How to increase cluster communication timeout?

M-SK

Member
Oct 11, 2016
46
4
13
53
Hello,

We are currently having issues with a switch stack connecting our cluster nodes. The switch restarts intermittently and cluster nodes fence themselves and restart. This loss of communications lasts between 60-120 seconds.
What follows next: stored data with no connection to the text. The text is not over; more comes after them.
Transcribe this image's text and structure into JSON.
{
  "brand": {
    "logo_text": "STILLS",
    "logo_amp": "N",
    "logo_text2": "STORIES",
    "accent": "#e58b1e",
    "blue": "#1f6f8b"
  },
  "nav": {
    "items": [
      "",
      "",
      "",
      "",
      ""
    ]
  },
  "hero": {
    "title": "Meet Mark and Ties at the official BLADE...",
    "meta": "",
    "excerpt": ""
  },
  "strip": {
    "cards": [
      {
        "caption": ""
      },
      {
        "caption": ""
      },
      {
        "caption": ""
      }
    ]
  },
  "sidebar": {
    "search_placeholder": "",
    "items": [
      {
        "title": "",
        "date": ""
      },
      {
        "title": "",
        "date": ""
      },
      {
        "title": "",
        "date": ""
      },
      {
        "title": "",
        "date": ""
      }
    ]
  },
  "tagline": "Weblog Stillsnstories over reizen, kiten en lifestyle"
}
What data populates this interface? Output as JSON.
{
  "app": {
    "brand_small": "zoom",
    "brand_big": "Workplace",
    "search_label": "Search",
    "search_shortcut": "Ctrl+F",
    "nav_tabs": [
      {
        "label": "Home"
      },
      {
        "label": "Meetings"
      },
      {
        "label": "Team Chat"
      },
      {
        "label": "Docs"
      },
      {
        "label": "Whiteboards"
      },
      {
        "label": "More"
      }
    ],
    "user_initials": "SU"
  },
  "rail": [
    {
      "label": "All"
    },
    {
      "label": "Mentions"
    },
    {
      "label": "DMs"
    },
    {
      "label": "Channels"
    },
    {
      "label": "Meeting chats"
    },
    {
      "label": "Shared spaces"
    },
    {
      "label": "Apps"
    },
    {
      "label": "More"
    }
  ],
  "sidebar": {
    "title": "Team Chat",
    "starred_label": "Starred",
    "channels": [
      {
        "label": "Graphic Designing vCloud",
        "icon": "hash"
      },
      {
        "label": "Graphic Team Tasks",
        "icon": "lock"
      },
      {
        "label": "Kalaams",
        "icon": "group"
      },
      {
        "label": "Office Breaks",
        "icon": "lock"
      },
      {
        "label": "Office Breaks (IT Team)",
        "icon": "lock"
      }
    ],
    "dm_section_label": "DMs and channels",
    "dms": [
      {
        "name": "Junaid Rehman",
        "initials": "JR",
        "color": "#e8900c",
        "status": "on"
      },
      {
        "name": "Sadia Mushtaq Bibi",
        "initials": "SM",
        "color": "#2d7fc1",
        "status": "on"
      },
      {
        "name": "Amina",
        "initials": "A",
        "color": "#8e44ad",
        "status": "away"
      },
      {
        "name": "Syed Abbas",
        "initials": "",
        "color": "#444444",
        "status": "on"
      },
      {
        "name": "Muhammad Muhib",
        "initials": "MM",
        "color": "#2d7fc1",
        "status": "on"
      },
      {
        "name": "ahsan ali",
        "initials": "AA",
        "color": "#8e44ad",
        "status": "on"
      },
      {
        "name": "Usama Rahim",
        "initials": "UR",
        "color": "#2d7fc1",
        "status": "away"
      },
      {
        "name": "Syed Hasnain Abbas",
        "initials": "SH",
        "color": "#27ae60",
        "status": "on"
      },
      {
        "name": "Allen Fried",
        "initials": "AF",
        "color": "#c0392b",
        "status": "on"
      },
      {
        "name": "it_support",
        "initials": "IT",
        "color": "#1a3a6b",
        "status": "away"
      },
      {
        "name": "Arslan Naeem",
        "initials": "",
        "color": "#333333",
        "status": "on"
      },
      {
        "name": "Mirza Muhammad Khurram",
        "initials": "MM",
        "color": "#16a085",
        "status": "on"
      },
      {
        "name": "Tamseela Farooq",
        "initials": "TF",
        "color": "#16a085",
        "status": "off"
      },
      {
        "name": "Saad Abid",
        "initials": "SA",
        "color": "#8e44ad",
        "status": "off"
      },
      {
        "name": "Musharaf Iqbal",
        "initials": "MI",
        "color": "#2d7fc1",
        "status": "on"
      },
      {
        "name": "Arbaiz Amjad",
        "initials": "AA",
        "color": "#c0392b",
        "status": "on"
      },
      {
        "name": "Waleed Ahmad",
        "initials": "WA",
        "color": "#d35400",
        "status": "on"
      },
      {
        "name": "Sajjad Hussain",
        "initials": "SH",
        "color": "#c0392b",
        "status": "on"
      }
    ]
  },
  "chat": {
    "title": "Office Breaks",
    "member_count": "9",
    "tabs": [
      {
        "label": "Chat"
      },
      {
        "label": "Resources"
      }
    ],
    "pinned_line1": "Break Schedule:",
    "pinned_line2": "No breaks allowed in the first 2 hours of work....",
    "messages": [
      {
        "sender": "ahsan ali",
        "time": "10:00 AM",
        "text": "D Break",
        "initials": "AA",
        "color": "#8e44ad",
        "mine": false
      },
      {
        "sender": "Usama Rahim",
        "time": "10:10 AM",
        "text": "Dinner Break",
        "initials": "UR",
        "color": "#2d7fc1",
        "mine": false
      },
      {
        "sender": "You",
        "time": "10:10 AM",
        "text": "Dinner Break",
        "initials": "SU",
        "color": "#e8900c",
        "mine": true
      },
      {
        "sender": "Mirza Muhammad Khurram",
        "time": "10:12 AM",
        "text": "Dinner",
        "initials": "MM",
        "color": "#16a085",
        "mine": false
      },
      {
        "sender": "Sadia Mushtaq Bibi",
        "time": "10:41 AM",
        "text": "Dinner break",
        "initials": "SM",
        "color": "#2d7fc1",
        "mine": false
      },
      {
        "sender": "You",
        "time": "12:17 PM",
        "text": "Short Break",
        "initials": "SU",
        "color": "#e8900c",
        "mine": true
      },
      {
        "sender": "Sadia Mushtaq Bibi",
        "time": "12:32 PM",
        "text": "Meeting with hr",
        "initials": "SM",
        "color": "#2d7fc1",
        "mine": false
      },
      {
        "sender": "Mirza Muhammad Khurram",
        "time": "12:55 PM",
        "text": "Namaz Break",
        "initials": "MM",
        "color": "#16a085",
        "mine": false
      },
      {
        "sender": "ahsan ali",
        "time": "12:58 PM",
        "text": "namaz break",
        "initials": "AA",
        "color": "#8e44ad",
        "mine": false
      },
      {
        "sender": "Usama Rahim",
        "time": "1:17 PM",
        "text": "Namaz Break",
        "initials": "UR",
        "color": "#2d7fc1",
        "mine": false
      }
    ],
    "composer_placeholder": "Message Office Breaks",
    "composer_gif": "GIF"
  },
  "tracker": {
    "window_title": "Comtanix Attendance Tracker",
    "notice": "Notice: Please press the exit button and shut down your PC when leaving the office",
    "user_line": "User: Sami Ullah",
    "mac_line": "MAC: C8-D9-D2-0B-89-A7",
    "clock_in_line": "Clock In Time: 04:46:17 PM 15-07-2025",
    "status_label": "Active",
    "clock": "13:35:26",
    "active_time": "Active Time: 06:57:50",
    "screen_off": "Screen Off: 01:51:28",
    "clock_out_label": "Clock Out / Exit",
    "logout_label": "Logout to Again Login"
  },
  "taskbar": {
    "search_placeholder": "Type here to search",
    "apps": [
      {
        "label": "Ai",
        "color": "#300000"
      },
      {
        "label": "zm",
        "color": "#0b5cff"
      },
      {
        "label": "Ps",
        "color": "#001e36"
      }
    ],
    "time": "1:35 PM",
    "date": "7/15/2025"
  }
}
Until we replace the switch, is there any way to temporarily increase timeout value after which cluster nodes start to fence themselves?

Thanks!

EDIT - It's a Proxmox 4.4 cluster.
 
not really AFAIK, but you could disable HA and reboot the nodes (or restart the pve-ha-lrm and pve-ha-crm)
 
All my NIC's are in use and I was thinking of a more temporary solution till we replace the switch. And I still need HA. This issue happens twice per month.
 
And I still need HA.
but if the cluster communication is not reliable, disabling the fencing/timeout can lead to dangerous split-brain situations (hence why there is fencing after all), so one should either use ha with fencing with (a) reliable network(s) or disable ha/fencing
 
but if the cluster communication is not reliable, disabling the fencing/timeout can lead to dangerous split-brain situations (hence why there is fencing after all), so one should either use ha with fencing with (a) reliable network(s) or disable ha/fencing

I understand what you're saying, I was just hoping there's a way to tune the timeouts.